The Sox get another chance to clinch tonight at 8:37 when Jon Lester takes the mound against John Lackey.
Frustrated all night, the Angels won it with a manufactured run in the top of the 12th off lefty reliever Javier Lopez, Boston's sixth pitcher. Halo hero Mike Napoli (two homers) singled to left and was sacrificed to second by Howie Kendrick. No. 9 hitter Erick Aybar sent Napoli home with a soft single to center on an 0-and-2 pitch. It was the first run since the fifth inning.
The victory snapped the Angels' 11-game postseason losing streak against Boston. The Red Sox had won nine consecutive playoff games. The midnight marathon fea tured high pitch counts, multiple trips to the mound, blown scoring opportunities, and blunders (physical and mental) by both teams. The Angels seemed intent on avoiding home plate, but their bullpen did a tremendous job holding the Sox down after the fifth inning.
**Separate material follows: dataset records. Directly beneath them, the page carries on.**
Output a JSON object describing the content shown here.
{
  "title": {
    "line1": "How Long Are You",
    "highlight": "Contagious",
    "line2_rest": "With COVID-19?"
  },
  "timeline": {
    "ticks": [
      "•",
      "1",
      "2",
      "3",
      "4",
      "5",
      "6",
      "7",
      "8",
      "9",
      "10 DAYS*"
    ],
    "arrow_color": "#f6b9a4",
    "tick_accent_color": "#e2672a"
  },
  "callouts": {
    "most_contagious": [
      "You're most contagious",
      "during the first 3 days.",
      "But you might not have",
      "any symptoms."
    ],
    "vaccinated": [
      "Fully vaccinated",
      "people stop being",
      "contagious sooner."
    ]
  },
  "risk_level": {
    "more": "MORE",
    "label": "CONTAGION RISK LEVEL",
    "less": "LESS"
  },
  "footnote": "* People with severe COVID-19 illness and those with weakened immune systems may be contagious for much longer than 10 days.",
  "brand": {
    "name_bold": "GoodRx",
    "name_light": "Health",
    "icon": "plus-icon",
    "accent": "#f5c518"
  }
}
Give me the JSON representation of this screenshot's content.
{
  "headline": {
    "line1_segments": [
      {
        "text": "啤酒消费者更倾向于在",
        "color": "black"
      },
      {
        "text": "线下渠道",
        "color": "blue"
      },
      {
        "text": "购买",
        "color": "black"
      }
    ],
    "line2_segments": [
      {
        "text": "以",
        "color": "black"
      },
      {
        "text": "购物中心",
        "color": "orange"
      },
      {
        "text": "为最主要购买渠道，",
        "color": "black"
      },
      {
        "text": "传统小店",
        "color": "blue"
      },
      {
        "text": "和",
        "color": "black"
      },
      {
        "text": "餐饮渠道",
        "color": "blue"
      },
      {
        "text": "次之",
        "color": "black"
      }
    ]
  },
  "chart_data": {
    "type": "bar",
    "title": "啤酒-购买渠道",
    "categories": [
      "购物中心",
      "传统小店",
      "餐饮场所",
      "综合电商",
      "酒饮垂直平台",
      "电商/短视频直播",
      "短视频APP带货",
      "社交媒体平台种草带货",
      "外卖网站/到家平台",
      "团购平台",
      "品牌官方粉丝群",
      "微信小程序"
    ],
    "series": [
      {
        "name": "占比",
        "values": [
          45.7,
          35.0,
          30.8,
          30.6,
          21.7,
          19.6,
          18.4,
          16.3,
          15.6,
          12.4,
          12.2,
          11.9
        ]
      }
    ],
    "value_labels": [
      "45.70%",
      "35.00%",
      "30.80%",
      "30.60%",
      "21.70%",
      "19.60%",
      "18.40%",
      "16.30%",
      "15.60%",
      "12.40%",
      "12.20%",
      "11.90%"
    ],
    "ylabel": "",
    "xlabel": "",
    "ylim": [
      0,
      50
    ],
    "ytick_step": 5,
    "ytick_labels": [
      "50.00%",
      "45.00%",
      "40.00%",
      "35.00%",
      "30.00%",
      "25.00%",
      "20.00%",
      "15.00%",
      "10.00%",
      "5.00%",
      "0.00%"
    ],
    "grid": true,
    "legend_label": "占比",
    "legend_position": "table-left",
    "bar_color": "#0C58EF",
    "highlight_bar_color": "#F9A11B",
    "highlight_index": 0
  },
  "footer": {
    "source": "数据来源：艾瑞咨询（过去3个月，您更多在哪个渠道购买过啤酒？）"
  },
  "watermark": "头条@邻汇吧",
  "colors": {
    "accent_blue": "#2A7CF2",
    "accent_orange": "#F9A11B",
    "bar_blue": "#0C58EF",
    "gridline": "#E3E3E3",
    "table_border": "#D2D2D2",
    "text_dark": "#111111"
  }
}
Angels manager Mike Scioscia called his shot before the game.
"We're not getting eliminated tonight," the Los Angeles skipper said twice during his pregame media session.
It sounded noble but hollow. A manager is supposed to have faith in his guys, but the Angels did little to inspire any confidence while losing their first two games at home.
They continued their frustrating ways for 11 innings last night. Los Angeles stranded 14 runners over the first 11 frames, leaving the bases loaded twice and Torii Hunter was caught trying to take the extra base in the ninth. Los Angeles routed Boston's Mr. October, Josh Beckett (four runs, nine hits, four walks in five innings), but scored only five runs on 16 hits, five walks and a hit batsmen. In three games, the Angels have stranded a whopping 36 baserunners. And they live to fight another day.
The Angels fell behind, 3-1, in Game 3 because of a mind-boggling defensive blunder on an easy Jacoby Ellsbury pop in the second.
With the bases loaded and two outs, Ellsbury swung at a 3-and-2 pitch and hit a towering pop that was destined to drop in shallow center field. Gold Glove center fielder Hunter ran toward second while second baseman Howie Kendrick drifted back and appeared to be calling for the ball.